Сидя в вылизанном до блеска кабинете профессора (мне редко доводилось бывать в комнатах чистых до такой степени: тщательно натертые паркетные полы светлого дерева, устланные восточными ковриками без единой пылинки, а за окном — парк с конной статуей генерала Шермана, взвившейся на дыбы в тенечке), я чувствовал себя совершенно счастливым. Я уважал доктора Шельдта. Те странные вещи, о которых он говорил, имели, по крайней мере, глубокий смысл. В наше время люди перестали говорить такое. Он принадлежал совершенно другому времени. Даже одевался, как член загородного клуба двадцатых годов. Для таких вот людей я когда-то таскал клюшки для гольфа. Мистер Массон, один из моих постоянных клиентов на поле Сансет-Ридж в Виннетке, был точной копией профессора Шельдта. Полагаю, мистер Массон давным-давно пополнил ряды умерших, и во всей Вселенной я один помню, как он выглядел, когда выбивал мяч из песка.
— Доктор Шельдт…
Ясный свет солнца, водная гладь вдалеке, такая же ровная, как душевный покой, которого я не достиг, такая же неспокойная, как растерянность; озеро таит в себе бесчисленные силы, волнотворящие и гидромощные. В кабинете стоит полированная хрустальная ваза с анемонами. И все, что есть у цветов, — одно лишь изящество, окрашенное непередаваемым сиянием бесконечности.

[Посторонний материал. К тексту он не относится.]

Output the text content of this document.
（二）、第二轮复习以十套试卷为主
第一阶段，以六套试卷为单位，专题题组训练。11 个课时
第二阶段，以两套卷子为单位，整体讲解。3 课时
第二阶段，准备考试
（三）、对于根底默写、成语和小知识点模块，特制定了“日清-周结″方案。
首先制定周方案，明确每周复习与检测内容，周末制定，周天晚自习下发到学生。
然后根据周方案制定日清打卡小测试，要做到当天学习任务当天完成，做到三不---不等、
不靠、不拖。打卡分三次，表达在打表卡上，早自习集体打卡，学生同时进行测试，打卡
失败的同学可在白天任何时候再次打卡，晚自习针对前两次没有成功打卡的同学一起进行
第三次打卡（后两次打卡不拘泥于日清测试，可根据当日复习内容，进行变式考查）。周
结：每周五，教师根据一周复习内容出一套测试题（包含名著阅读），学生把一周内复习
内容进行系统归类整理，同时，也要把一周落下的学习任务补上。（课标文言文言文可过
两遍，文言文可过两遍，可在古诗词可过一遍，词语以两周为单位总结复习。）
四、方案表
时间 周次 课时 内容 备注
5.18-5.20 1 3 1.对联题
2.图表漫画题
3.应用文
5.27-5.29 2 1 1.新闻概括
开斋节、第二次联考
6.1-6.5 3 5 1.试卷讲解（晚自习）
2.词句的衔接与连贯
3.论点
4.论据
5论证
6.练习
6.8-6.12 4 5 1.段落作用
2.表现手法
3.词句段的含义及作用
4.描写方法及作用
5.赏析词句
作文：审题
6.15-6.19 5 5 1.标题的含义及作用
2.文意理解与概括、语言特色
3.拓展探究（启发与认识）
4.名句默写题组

— Доктор Шельдт, — говорю я, заглядывая ему в лицо, заинтересованное и невзрачное, спокойное, как у коровы, и пытаюсь определить, насколько заслуживает доверия его суждение, то есть стоим мы здесь на твердой почве, или у нас просто крыша поехала, — скажите, доктор Шельдт, понял ли я вообще — мысль в моей голове в то же время является мыслью внешнего мира. Сознание во мне создает ложное различие между объектом и субъектом. Я правильно понял?
— Да, думаю так, сэр, — отвечает могучий старик.
— Утоление жажды начинается не во рту. Оно начинается с воды, а вода там, во внешнем мире. Так же и с истиной. Истина — нечто, что разделяем мы все. Дважды два для меня то же самое, что дважды два для всех других, оно не имеет никакого отношения к моему эго. Это я понимаю. Я понимаю также возражение против аргументации Спинозы, утверждавшего, что если бы у камня имелось сознание, то, подброшенный вверх, он мог бы думать: «Я лечу по воздуху», словно это его имманентная способность. А ведь если бы у камня было сознание, он уже был бы не просто камнем. Он мог бы порождать деятельность. Мышление, способность думать и понимать — это источник свободы. Именно мышление делает очевидным существование души. Физическое тело — посредник души и ее зеркало. Это двигатель и отражение души. Остроумное напоминание, узелок на память о самой себе; душа видит себя в моем теле, как я вижу свое лицо в зеркале. Моя нервная система отражает все это. Земля — это буквально зеркало мыслей. Объекты суть материализованные мысли. Смерть — темный задник зеркала, необходимый, если мы хотим что-нибудь увидеть. Каждое ощущение привносит в нас определенное количество смерти, поэтому затемнение обязательно. Провидец действительно может увидеть это, когда научится обретать внутреннее зрение. А для того ему придется покинуть свою оболочку и отдалиться от всего.
— Все это есть в книгах, — говорит доктор Шельдт. — Я не уверен, что вы все поняли, но воспроизвели достаточно точно.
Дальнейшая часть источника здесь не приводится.